Enforcing the landscaping portion of the by-law around existing properties can be challenging at times but Nelson’s Fire Department developed several strategies to increase awareness of the by-law among residents of the city. For instance, fire officials reached out to nurseries and retailers that sell trees to homeowners across the city and asked that they hand out cards to their customers that provide information about the by-law and instructions on appropriate planting locations for the item being purchased. In addition, Nelson’s fire department continues to promote education around FireSmart strategies that can be easily implemented around homes to increase fire-resilience around the city. The development by-law mentioned above only represents one element of the overall strategy in place to reduce wildfire risk in Nelson. The City’s Fire department has also been participating in community events to educate residents about wildfire risks and is continuing to develop partnerships with wildfire experts, neighbouring property owners, the Regional District and B.C. Parks to develop further risk mitigation strategies and opportunities. When asked what advice he would give to other communities interested in adjusting their development by-laws to reduce wildfire risk, Chief MacCharles mentioned that what made this initiative an important step forward in Nelson is the strong collaboration that took place between the fire and planning departments. “Having open lines of communication between our two departments and taking the time to educate ourselves on best practices with the support of wildfire experts allowed us to develop a meaningful by-law for our community,” said Chief MacCharles. Beyond the strong collaboration that took place between the two municipal departments, the financial contributions offered by the provincial government to support wildfire risk reduction initiatives has made a big difference for the community.

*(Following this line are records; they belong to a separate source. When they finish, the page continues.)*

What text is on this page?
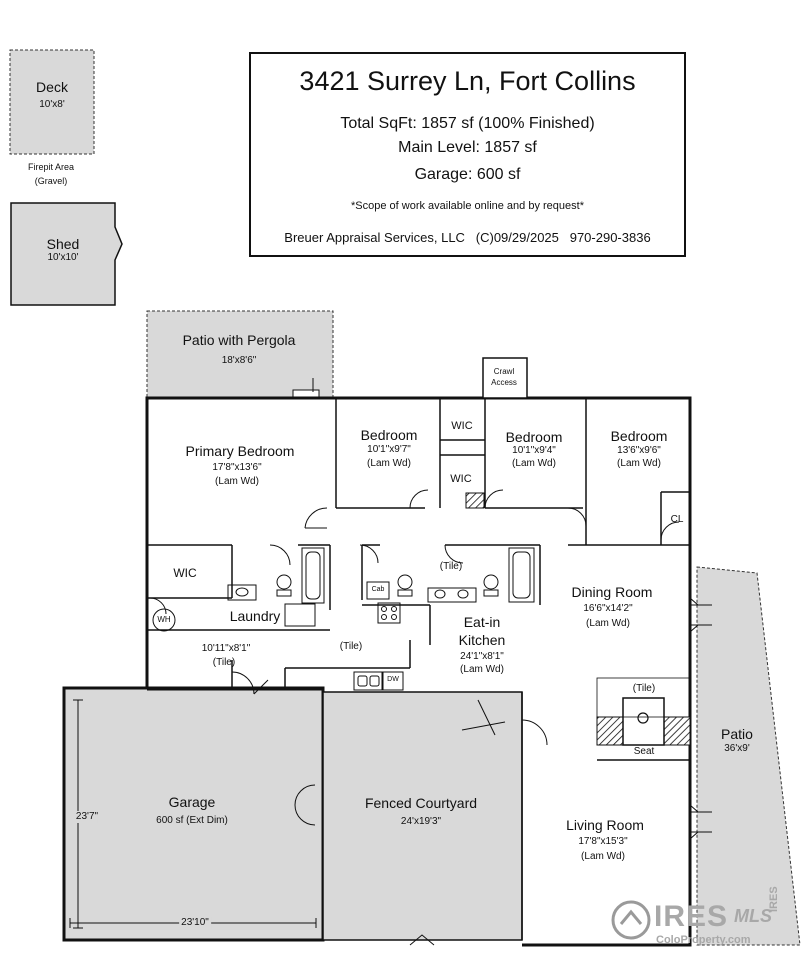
3421 Surrey Ln, Fort Collins
Total SqFt: 1857 sf (100% Finished)
Main Level: 1857 sf
Garage: 600 sf
*Scope of work available online and by request*
Breuer Appraisal Services, LLC   (C)09/29/2025   970-290-3836
Deck
10'x8'
Firepit Area
(Gravel)
Shed
10'x10'
Patio with Pergola
18'x8'6"
Crawl
Access
Primary Bedroom
17'8"x13'6"
(Lam Wd)
Bedroom
10'1"x9'7"
(Lam Wd)
WIC
WIC
Bedroom
10'1"x9'4"
(Lam Wd)
Bedroom
13'6"x9'6"
(Lam Wd)
CL
WIC
WH	Laundry
10'11"x8'1"
(Tile)
(Tile)
(Tile)
Cab
DW
Eat-in
Kitchen
24'1"x8'1"
(Lam Wd)
Dining Room
16'6"x14'2"
(Lam Wd)
(Tile)
Seat
Patio
36'x9'
Garage
600 sf (Ext Dim)
23'7"
23'10"
Fenced Courtyard
24'x19'3"	Living Room
17'8"x15'3"
(Lam Wd)
IRES MLS
ColoProperty.com
IRES
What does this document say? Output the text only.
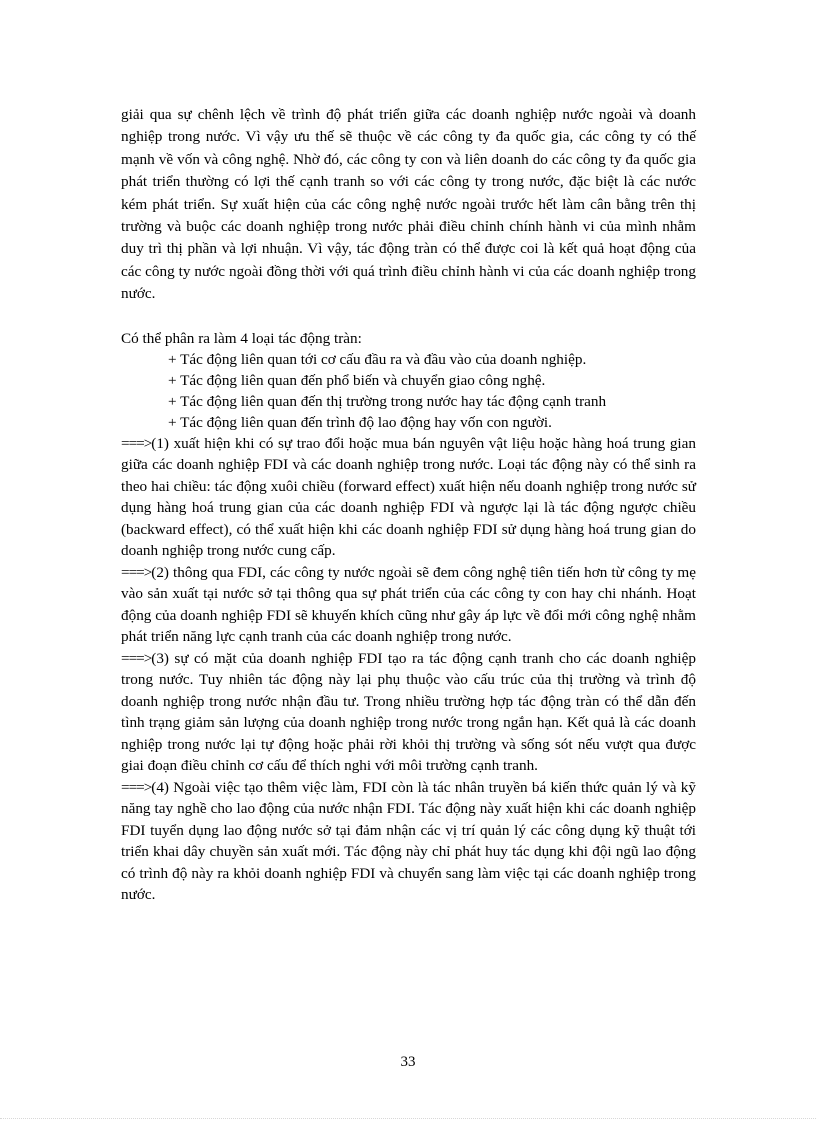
giải qua sự chênh lệch về trình độ phát triển giữa các doanh nghiệp nước ngoài và doanh nghiệp trong nước. Vì vậy ưu thế sẽ thuộc về các công ty đa quốc gia, các công ty có thế mạnh về vốn và công nghệ. Nhờ đó, các công ty con và liên doanh do các công ty đa quốc gia phát triển thường có lợi thế cạnh tranh so với các công ty trong nước, đặc biệt là các nước kém phát triển. Sự xuất hiện của các công nghệ nước ngoài trước hết làm cân bằng trên thị trường và buộc các doanh nghiệp trong nước phải điều chỉnh chính hành vi của mình nhằm duy trì thị phần và lợi nhuận. Vì vậy, tác động tràn có thể được coi là kết quả hoạt động của các công ty nước ngoài đồng thời với quá trình điều chỉnh hành vi của các doanh nghiệp trong nước.

Có thể phân ra làm 4 loại tác động tràn:
+ Tác động liên quan tới cơ cấu đầu ra và đầu vào của doanh nghiệp.
+ Tác động liên quan đến phổ biến và chuyển giao công nghệ.
+ Tác động liên quan đến thị trường trong nước hay tác động cạnh tranh
+ Tác động liên quan đến trình độ lao động hay vốn con người.

===>(1) xuất hiện khi có sự trao đổi hoặc mua bán nguyên vật liệu hoặc hàng hoá trung gian giữa các doanh nghiệp FDI và các doanh nghiệp trong nước. Loại tác động này có thể sinh ra theo hai chiều: tác động xuôi chiều (forward effect) xuất hiện nếu doanh nghiệp trong nước sử dụng hàng hoá trung gian của các doanh nghiệp FDI và ngược lại là tác động ngược chiều (backward effect), có thể xuất hiện khi các doanh nghiệp FDI sử dụng hàng hoá trung gian do doanh nghiệp trong nước cung cấp.

===>(2) thông qua FDI, các công ty nước ngoài sẽ đem công nghệ tiên tiến hơn từ công ty mẹ vào sản xuất tại nước sở tại thông qua sự phát triển của các công ty con hay chi nhánh. Hoạt động của doanh nghiệp FDI sẽ khuyến khích cũng như gây áp lực về đổi mới công nghệ nhằm phát triển năng lực cạnh tranh của các doanh nghiệp trong nước.

===>(3) sự có mặt của doanh nghiệp FDI tạo ra tác động cạnh tranh cho các doanh nghiệp trong nước. Tuy nhiên tác động này lại phụ thuộc vào cấu trúc của thị trường và trình độ doanh nghiệp trong nước nhận đầu tư. Trong nhiều trường hợp tác động tràn có thể dẫn đến tình trạng giảm sản lượng của doanh nghiệp trong nước trong ngắn hạn. Kết quả là các doanh nghiệp trong nước lại tự động hoặc phải rời khỏi thị trường và sống sót nếu vượt qua được giai đoạn điều chỉnh cơ cấu để thích nghi với môi trường cạnh tranh.

===>(4) Ngoài việc tạo thêm việc làm, FDI còn là tác nhân truyền bá kiến thức quản lý và kỹ năng tay nghề cho lao động của nước nhận FDI. Tác động này xuất hiện khi các doanh nghiệp FDI tuyển dụng lao động nước sở tại đảm nhận các vị trí quản lý các công dụng kỹ thuật tới triển khai dây chuyền sản xuất mới. Tác động này chỉ phát huy tác dụng khi đội ngũ lao động có trình độ này ra khỏi doanh nghiệp FDI và chuyển sang làm việc tại các doanh nghiệp trong nước.

33
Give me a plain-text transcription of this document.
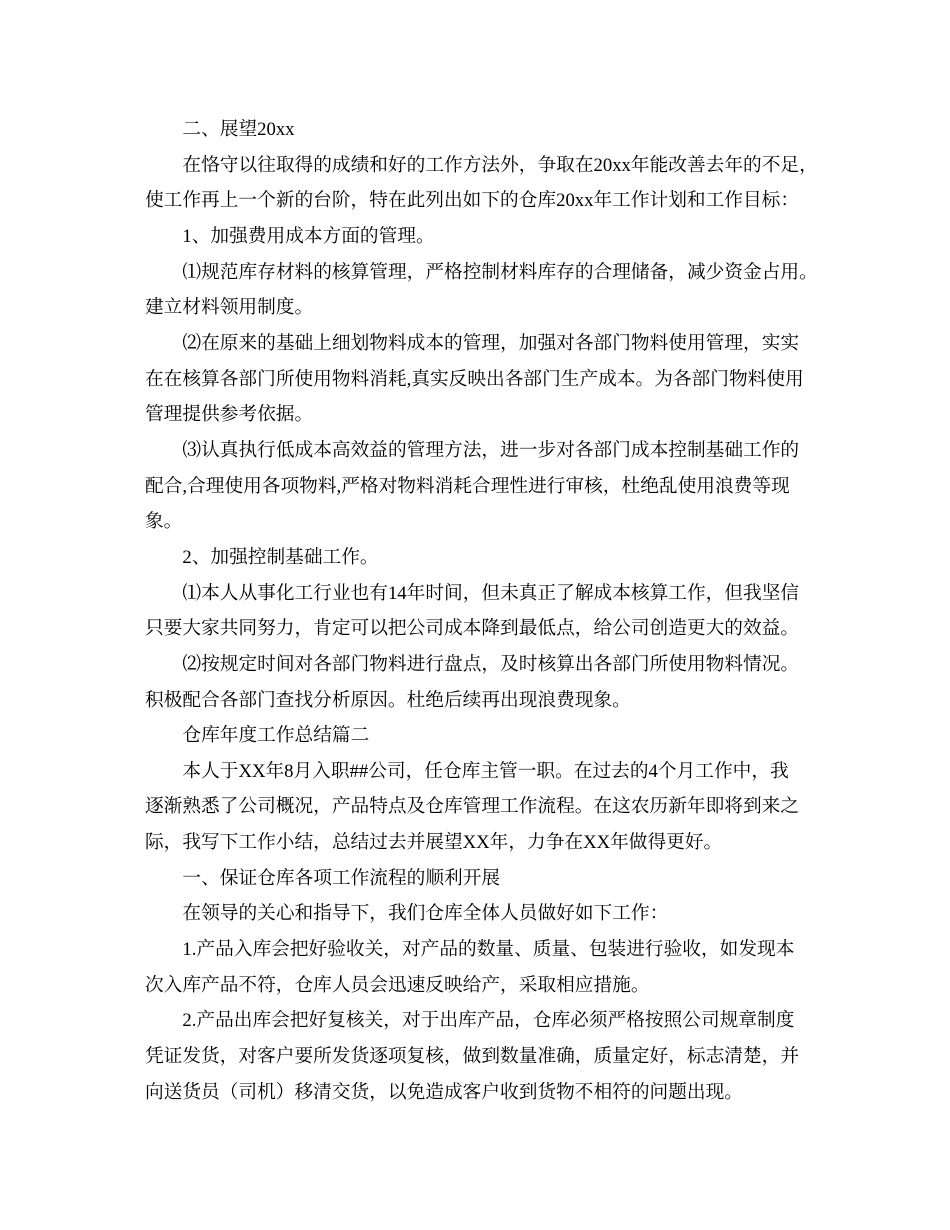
二、展望20xx
在恪守以往取得的成绩和好的工作方法外，争取在20xx年能改善去年的不足，
使工作再上一个新的台阶，特在此列出如下的仓库20xx年工作计划和工作目标：
1、加强费用成本方面的管理。
⑴规范库存材料的核算管理，严格控制材料库存的合理储备，减少资金占用。
建立材料领用制度。
⑵在原来的基础上细划物料成本的管理，加强对各部门物料使用管理，实实
在在核算各部门所使用物料消耗,真实反映出各部门生产成本。为各部门物料使用
管理提供参考依据。
⑶认真执行低成本高效益的管理方法，进一步对各部门成本控制基础工作的
配合,合理使用各项物料,严格对物料消耗合理性进行审核，杜绝乱使用浪费等现
象。
2、加强控制基础工作。
⑴本人从事化工行业也有14年时间，但未真正了解成本核算工作，但我坚信
只要大家共同努力，肯定可以把公司成本降到最低点，给公司创造更大的效益。
⑵按规定时间对各部门物料进行盘点，及时核算出各部门所使用物料情况。
积极配合各部门查找分析原因。杜绝后续再出现浪费现象。
仓库年度工作总结篇二
本人于XX年8月入职##公司，任仓库主管一职。在过去的4个月工作中，我
逐渐熟悉了公司概况，产品特点及仓库管理工作流程。在这农历新年即将到来之
际，我写下工作小结，总结过去并展望XX年，力争在XX年做得更好。
一、保证仓库各项工作流程的顺利开展
在领导的关心和指导下，我们仓库全体人员做好如下工作：
1.产品入库会把好验收关，对产品的数量、质量、包装进行验收，如发现本
次入库产品不符，仓库人员会迅速反映给产，采取相应措施。
2.产品出库会把好复核关，对于出库产品，仓库必须严格按照公司规章制度
凭证发货，对客户要所发货逐项复核，做到数量准确，质量定好，标志清楚，并
向送货员（司机）移清交货，以免造成客户收到货物不相符的问题出现。
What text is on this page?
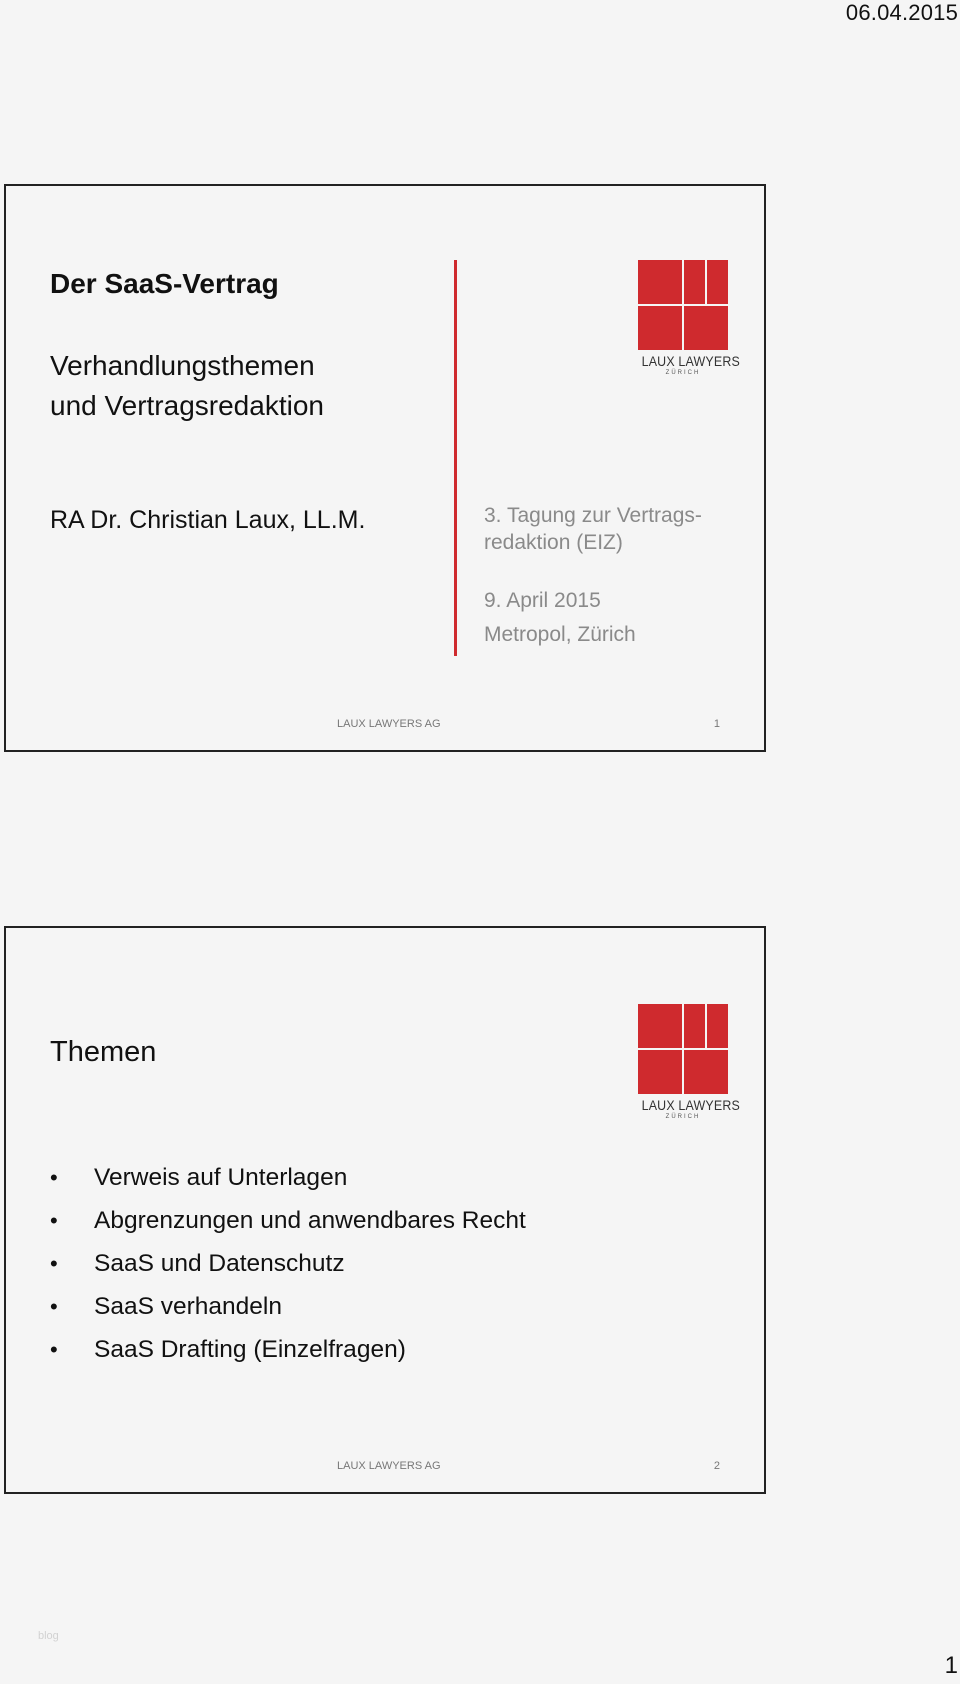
06.04.2015
Der SaaS-Vertrag
Verhandlungsthemen
und Vertragsredaktion
RA Dr. Christian Laux, LL.M.	3. Tagung zur Vertrags-
redaktion (EIZ)
9. April 2015
Metropol, Zürich
LAUX LAWYERS
ZÜRICH
LAUX LAWYERS AG	1
Themen
LAUX LAWYERS
ZÜRICH
• Verweis auf Unterlagen
• Abgrenzungen und anwendbares Recht
• SaaS und Datenschutz
• SaaS verhandeln
• SaaS Drafting (Einzelfragen)
LAUX LAWYERS AG	2
blog
1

Outcomes and Monitoring Progress

The collaboration that took place between Nelson’s Fire and Planning departments led to the development and implementation of a by-law that has the potential to reduce wildfire risk faced by new properties in the years to come. Since the adoption of the by-law for new construction, six new homes have been approved with the new building and landscaping requirements. According to Natalie Andrijancic, Senior Planner for the City of Nelson, the new approval process has been running smoothly so far with no major concerns expressed by property owners and building professionals.

Next Steps

The Province of BC is moving away from the Community Wildfire Protection Plan and implementing the Community Wildfire Resiliency Plan as a way to improve identifying specific actions that can be taken by a community to reduce wildfire risk and become more resilient. As such, Nelson Fire & Rescue Services will be undertaking a new CWRP with in the next two years.